Порой он поворачивался к матери и в мерцающей темноте наблюдал за ней и ее откликом на происходившее на экране. Ее поведение, чувство юмора, словарь жестов и мимики — как он понимал это, разумеется, сейчас, по прошествии лет, — были, бесспорно, нееврейскими. И все это лишь совпадало с его христианской страстностью, вовсю распустившейся со вступлением во взрослую жизнь. С отцом Лукас в кино никогда не ходил.
Подняв глаза от пива, он увидел статного молодого мужчину, направлявшегося к нему. Человек явно был американец, прекрасно одет — в костюм для сафари роскошных песочных тонов. Высок, с безукоризненной атлетичной фигурой и бронзовой кожей, слегка красноватой от солнца. Круглые, в тонкой оправе темные очки подчеркивали изящество скул. Немецкие евреи следили за его приближением с мрачной настороженностью.
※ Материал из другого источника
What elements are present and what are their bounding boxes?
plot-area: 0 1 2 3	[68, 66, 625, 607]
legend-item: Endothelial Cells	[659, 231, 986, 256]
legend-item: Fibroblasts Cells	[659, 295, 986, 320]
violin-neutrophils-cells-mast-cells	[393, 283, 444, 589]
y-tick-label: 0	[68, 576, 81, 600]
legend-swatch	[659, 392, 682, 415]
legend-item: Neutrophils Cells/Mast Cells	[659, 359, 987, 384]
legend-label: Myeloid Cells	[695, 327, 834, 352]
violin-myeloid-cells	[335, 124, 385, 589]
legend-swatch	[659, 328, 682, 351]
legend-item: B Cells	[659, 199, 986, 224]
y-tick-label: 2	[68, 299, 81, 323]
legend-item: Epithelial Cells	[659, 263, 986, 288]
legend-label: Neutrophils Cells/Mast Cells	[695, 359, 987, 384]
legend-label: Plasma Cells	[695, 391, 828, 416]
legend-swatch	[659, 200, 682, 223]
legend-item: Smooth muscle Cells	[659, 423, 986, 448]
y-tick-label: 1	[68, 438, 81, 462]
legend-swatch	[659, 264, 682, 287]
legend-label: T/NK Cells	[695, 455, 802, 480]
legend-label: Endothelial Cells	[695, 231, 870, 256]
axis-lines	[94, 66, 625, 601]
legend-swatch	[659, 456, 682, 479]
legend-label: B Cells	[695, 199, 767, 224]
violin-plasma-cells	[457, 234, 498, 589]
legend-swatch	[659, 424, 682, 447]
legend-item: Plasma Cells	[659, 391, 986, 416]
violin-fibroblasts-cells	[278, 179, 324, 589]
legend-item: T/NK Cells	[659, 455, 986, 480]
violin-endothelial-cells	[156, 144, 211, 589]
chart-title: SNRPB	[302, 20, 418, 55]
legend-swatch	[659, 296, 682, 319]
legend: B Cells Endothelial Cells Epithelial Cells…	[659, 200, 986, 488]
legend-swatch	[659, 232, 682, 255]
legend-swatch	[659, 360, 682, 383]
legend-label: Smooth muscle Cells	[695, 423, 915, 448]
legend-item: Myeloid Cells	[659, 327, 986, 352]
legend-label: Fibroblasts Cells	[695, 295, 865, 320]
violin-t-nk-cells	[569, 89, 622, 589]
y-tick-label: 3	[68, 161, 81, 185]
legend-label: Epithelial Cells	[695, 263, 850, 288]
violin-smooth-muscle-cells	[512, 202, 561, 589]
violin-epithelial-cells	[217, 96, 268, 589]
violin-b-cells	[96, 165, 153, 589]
Лишь в самый последний момент Лукас сообразил, что это, должно быть, преподобный Эриксен.
В нескольких шагах позади Эриксена шел его спутник. У этого, хотя тоже молодого, была лисья, нездорово-розовая физиономия, будто он не только обгорел на солнце, но еще и страдал псориазом. Он был в грязной белой панаме, зеленых наглазниках и шортах цвета хаки, черных, до лодыжек носках и пыльных черных туфлях. Выглядел он настолько же непрезентабельно, насколько Эриксен — модно и элегантно. Лукас встал:
— Мистер Эриксен?
Эриксен пожал ему руку, мягко, как водилось у современных много путешествующих американцев, в отличие от костоломной хватки Честного Эйба[111] в былые времена. Сел напротив Лукаса. Второй был доктор Гордон Лестрейд. Англичанин Лестрейд протянул руку с таким видом, словно обычай обмениваться рукопожатием был безнадежным курьезом. Лукас объяснил, с какой целью искал с ним встречи: он пишет статью об иерусалимском синдроме. Эриксен задумчиво и серьезно посмотрел на него. Доктор Лестрейд глупо ухмыльнулся.
— Ежегодно сотни тысяч христиан едут отовсюду в землю Израильскую, мистер Лукас, — сказал Эриксен. — Они приезжают, а потом испытывают душевный подъем всю оставшуюся жизнь. Лишь на небольшой горсточке это сказывается не вполне благоприятно.
Впечатление было такое, что он слушает заготовленный ответ. Лукас решил парировать его такой же заготовкой:
— Но религиозная одержимость — интересное явление. Она кое-что говорит о природе веры.
— Средства массовой информации делают из верующих маргиналов, — заявил Эриксен. — Посмотрите, что показывают по телевизору, в кинотеатрах, — верующий всегда отрицательный герой. Иногда просто ханжа, но обычно преступник — сумасшедший и убийца.
— Очевидное меня не занимает, — сказал Лукас.
Он не стал добавлять, что имеет диплом религиоведа. Это только возмутит их.
— Хорошо, — сказал Эриксен. — Чем я могу вам помочь?
— Я полагал, что мы могли бы начать с Галилейского Дома. Как вы там оказались. Каково его назначение.
— Изначально он предназначался как странноприимный дом для прихожан евангельских церквей, — ответил Эриксен. — Некогда здесь к ним относились как к чужакам.